Sonntag, 10. April 2011

Straffreiheit für Guttenberg!

Alles zum Guten wenden!

Von Karl Weiss

Es kann nicht angehen, den zukünftigen Kanzler Guttenberg strafrechtlich zu verfolgen, nur weil er geistiges Eigentum gestohlen hat, um eine „Doktorarbeit“ zu fabrizieren. Es ist offensichtlich nicht im „öffentlichen Interesse“, private Rechte auf Urheberschaft oder, wie es im Gesetz heisst, „geistigem Eigentum“ durch Strafverfolgung zu einer „Staatsaffäre“ zu machen.
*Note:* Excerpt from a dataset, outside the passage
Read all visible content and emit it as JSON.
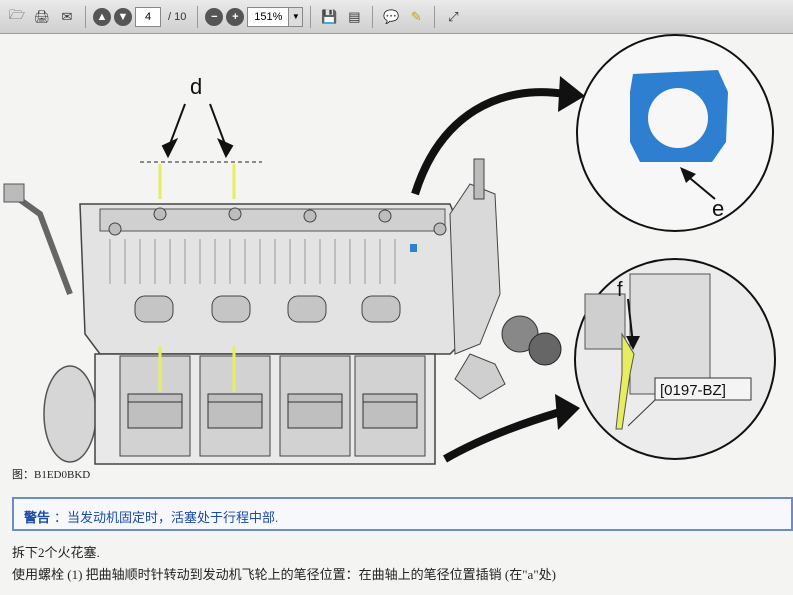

Daher: Straffreiheit für Guttenberg!

Guttenberg

Das würde auch die Kontinuität der deutschen Rechtssprechung sicherstellen, die ja eindeutig ein höheres Allgemeingut ist als private Ansprüche auf „geistiges Eigentum“. Hatte man im Fall Kohl bereits ganz konsequent diese Linie verfolgt und ein „öffentliches Interesse“ an einer Strafverfolgung verneint, weil Kohl alle Regeln des Gesetzes über die Parteienfinanzierung gebrochen hatte und auch noch im Irrtum verharrte und die Spender über die Hintertür bis heute verheimlicht.

Wenn jenes nicht im „öffentlichen Interesse“ lag, um wie viel mehr dann die Verwendung von Texten anderer Autoren, ohne sie als Zitat kenntlich zu machen und ohne die Urheber zu nennen.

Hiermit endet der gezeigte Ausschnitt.